Chin Med J (Engl). 2025 Feb 5;138(3):325-331. doi: 10.1097/CM9.0000000000003257. Epub 2024 Aug 16.
Telesurgery has the potential to overcome spatial limitations for surgeons, which depends on surgical robot and the quality of network communication. However, the influence of network latency and bandwidth on telesurgery is not well understood.
A telesurgery system capable of dynamically adjusting image compression ratios in response to bandwidth changes was established between Beijing and Sanya (Hainan province), covering a distance of 3000 km. In total, 108 animal operations, including 12 surgical procedures, were performed. Total latency ranging from 170 ms to 320 ms and bandwidth from 15-20 Mbps to less than 1 Mbps were explored using designed surgical tasks and hemostasis models for renal vein and internal iliac artery rupture bleeding. Network latency, jitter, frame loss, and bit rate code were systemically measured during these operations. National Aeronautics and Space Administration Task Load Index (NASA-TLX) and a self-designed scale measured the workload and subjective perception of surgeons.
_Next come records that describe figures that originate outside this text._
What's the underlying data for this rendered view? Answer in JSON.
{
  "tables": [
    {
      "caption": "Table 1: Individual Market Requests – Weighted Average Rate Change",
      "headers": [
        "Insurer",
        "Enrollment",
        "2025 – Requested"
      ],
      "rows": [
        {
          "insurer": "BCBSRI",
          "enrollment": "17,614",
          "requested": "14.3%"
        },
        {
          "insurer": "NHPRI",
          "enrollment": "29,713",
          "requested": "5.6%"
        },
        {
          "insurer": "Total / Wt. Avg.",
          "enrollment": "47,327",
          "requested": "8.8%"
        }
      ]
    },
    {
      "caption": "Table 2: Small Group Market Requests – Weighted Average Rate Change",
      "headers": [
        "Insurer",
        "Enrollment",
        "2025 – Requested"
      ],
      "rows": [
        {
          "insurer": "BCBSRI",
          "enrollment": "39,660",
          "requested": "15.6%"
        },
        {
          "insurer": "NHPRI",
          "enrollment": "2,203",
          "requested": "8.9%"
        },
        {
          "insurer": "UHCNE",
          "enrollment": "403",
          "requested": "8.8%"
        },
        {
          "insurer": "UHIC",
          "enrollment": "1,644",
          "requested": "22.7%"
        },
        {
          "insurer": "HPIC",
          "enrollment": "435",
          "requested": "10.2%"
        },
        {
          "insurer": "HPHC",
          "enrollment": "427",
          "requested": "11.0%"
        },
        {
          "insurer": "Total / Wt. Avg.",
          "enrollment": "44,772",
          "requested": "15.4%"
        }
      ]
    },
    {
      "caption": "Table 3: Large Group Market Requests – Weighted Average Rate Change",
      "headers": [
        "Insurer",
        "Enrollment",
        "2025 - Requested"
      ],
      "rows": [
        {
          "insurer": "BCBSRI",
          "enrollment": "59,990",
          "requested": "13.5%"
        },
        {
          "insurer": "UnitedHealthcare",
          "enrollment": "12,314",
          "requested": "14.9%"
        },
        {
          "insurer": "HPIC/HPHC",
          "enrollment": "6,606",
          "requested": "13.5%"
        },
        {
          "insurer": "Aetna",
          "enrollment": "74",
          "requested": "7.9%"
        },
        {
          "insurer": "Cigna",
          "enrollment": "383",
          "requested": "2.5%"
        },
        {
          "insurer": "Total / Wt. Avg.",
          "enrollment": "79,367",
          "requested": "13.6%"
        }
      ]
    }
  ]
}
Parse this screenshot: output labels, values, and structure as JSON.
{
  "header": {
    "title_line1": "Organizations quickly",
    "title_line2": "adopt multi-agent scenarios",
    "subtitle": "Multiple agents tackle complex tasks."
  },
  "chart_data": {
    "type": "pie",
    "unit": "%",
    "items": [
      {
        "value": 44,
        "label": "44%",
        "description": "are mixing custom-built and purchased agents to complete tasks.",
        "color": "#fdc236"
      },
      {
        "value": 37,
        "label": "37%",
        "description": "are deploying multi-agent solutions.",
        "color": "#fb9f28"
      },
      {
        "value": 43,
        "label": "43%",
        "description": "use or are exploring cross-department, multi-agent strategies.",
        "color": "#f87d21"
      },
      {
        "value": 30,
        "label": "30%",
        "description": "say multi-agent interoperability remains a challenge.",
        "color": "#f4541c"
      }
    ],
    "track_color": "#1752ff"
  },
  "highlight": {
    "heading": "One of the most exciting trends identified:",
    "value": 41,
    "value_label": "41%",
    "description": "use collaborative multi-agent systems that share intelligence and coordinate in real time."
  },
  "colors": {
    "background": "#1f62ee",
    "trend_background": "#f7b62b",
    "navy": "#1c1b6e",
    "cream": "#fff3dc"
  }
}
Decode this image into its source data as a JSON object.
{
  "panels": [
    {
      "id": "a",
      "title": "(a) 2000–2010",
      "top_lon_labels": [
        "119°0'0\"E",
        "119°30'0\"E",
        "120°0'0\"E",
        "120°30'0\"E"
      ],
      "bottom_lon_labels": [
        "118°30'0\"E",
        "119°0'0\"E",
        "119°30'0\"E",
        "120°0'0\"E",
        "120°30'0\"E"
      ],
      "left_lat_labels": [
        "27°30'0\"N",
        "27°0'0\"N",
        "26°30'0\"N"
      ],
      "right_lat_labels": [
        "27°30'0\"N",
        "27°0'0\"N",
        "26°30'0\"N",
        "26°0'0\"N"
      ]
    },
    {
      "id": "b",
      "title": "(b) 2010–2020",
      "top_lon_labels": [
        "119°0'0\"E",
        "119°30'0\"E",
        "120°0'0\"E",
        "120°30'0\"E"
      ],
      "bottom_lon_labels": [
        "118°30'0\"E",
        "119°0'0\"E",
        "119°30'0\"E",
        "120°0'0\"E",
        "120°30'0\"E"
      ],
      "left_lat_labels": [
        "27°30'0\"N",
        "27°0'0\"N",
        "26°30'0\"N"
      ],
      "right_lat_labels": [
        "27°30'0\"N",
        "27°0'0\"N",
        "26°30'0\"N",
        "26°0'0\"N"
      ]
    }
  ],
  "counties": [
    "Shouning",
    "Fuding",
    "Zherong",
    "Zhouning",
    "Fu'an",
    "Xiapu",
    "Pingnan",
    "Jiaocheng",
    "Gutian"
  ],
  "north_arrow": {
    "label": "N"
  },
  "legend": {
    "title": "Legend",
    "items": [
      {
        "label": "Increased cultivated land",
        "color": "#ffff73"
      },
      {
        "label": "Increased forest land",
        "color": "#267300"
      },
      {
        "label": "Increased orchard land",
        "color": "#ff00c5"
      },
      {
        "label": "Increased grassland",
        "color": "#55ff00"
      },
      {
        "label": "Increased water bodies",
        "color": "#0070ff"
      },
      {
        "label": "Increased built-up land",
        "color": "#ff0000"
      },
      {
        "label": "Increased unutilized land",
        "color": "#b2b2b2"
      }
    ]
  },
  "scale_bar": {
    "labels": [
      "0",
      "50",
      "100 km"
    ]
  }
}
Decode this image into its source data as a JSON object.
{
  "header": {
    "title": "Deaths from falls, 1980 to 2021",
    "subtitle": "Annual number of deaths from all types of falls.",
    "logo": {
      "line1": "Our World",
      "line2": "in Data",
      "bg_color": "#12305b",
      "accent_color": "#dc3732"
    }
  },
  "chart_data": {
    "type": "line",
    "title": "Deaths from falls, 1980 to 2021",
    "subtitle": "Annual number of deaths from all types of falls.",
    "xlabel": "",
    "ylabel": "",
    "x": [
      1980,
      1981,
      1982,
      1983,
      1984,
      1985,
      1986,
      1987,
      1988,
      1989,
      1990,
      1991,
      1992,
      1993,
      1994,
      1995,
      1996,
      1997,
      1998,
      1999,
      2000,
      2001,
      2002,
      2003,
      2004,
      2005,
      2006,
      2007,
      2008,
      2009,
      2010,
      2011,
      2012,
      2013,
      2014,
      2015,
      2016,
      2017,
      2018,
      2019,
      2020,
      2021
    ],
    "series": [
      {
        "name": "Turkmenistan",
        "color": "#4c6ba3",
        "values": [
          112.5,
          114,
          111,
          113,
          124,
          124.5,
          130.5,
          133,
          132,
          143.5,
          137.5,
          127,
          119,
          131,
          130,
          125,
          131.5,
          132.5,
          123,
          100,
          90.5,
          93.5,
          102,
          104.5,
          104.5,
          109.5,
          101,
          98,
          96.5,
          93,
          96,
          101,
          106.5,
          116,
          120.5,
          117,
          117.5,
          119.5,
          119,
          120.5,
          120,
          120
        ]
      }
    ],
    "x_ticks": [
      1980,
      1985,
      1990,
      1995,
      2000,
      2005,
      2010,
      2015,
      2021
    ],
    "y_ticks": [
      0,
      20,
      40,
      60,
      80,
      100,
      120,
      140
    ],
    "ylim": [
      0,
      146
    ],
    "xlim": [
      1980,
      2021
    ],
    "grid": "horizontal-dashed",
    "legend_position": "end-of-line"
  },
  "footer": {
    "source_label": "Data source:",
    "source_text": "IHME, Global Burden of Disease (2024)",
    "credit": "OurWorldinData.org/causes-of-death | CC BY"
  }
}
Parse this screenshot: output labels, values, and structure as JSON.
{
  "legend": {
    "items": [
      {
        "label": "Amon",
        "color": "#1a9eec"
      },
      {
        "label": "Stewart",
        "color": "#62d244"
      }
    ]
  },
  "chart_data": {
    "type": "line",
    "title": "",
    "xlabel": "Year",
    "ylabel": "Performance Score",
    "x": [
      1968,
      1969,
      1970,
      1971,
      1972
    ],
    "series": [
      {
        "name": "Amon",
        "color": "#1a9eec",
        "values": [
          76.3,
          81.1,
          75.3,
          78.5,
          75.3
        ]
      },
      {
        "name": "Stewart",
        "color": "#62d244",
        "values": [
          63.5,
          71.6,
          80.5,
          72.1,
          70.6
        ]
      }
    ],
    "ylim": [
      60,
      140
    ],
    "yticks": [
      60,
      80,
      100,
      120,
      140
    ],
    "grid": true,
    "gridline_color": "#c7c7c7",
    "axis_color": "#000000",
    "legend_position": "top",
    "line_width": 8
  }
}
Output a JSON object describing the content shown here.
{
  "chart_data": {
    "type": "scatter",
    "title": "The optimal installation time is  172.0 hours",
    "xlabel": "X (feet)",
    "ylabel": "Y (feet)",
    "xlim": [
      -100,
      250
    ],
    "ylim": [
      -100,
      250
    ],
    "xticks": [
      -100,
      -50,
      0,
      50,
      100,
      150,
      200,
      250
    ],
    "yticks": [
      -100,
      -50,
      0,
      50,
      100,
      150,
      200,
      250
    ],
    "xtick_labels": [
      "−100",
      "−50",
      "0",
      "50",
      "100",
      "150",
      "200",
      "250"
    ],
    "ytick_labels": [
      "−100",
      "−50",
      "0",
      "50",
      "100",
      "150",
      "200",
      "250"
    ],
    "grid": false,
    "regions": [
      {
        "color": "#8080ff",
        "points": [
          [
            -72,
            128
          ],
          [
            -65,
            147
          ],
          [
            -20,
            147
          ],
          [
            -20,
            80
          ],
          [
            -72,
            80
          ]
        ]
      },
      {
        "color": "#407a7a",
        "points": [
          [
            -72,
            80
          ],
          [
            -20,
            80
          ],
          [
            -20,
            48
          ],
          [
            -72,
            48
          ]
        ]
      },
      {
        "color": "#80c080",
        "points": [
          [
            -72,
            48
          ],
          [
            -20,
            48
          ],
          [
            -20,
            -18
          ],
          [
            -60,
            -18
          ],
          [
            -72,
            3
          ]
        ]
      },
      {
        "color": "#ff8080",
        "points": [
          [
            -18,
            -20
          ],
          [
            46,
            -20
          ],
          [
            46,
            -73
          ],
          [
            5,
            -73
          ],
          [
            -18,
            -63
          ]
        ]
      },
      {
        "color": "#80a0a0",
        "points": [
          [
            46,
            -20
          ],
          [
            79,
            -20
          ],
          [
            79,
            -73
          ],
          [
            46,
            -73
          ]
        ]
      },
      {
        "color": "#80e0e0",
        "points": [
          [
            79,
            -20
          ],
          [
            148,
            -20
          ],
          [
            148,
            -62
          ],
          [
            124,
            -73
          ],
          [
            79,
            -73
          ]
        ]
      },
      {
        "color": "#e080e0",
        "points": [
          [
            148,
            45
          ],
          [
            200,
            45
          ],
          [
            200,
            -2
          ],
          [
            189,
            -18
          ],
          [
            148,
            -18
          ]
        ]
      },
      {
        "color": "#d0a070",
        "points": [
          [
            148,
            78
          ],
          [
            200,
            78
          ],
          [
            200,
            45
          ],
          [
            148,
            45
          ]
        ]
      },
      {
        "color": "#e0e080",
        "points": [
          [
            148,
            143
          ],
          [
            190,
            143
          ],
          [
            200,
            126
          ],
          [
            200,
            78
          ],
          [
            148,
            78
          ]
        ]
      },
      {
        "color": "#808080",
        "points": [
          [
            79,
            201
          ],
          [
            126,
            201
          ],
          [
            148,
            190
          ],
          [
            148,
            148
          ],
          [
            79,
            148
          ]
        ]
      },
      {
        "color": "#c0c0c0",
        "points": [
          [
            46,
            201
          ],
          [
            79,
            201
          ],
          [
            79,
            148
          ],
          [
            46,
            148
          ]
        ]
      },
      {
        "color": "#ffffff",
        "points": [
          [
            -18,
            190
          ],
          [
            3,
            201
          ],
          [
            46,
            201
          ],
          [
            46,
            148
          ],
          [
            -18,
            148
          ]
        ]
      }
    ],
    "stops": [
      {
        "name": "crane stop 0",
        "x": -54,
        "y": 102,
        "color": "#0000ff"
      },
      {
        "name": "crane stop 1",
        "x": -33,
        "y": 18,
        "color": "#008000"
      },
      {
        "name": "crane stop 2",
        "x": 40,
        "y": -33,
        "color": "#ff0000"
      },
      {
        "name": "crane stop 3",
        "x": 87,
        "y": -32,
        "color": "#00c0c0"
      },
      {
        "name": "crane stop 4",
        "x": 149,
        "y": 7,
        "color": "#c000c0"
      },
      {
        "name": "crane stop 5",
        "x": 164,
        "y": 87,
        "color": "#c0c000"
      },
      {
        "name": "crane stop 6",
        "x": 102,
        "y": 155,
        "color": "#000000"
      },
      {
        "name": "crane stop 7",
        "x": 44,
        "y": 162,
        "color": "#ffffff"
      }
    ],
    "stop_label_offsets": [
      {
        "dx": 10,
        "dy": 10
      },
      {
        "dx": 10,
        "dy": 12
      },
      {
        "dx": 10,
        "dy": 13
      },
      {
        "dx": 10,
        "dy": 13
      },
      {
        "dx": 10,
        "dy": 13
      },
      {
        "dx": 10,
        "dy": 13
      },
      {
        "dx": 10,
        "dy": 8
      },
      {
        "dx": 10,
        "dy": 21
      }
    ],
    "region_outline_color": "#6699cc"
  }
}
All 108 animal telesurgeries, conducted from January 2023 to June 2023, were performed effectively over a total duration of 3866 min. The operations were completed with latency up to 320 ms and bandwidths as low as 1-5 Mbps. Hemostasis for vein and artery rupture bleeding models was effectively achieved under these low bandwidth conditions. The NASA-TLX results indicated that latency significantly impacted surgical performance more than bandwidth and image clarity reductions.
This telesurgery system demonstrated safety and reliability. A total of 320 ms latency is acceptable for telesurgery operations. Reducing image clarity can effectively mitigate the potential latency increase caused by decreased bandwidth, offering a new method to reduce the impact of latency on telesurgery.
远程手术有潜力克服外科医生的空间限制,这取决于手术机器人和网络通信质量。然而,网络延迟和带宽对远程手术的影响尚未得到充分理解。
在北京和三亚(海南省)之间建立了一个能够根据带宽变化动态调整图像压缩比的远程手术系统,距离达3000公里。总共进行了108例动物手术,包括12种手术操作。使用设计的手术任务以及肾静脉和髂内动脉破裂出血的止血模型,探讨了170毫秒至320毫秒的总延迟以及15 - 20兆比特每秒至低于1兆比特每秒的带宽。在这些手术过程中系统地测量了网络延迟、抖动、丢帧和比特率编码。美国国家航空航天局任务负荷指数(NASA - TLX)和自行设计的量表测量了外科医生的工作量和主观感受。
2023年1月至2023年6月进行的所有108例动物远程手术均有效完成,总时长为3866分钟。手术在高达320毫秒的延迟和低至1 - 5兆比特每秒的带宽下完成。在这些低带宽条件下,静脉和动脉破裂出血模型的止血效果良好。NASA - TLX结果表明,延迟对手术性能的影响显著大于带宽和图像清晰度降低的影响。
该远程手术系统显示出安全性和可靠性。远程手术操作中320毫秒的总延迟是可接受的。降低图像清晰度可以有效减轻因带宽降低导致的潜在延迟增加,为减少延迟对远程手术的影响提供了一种新方法。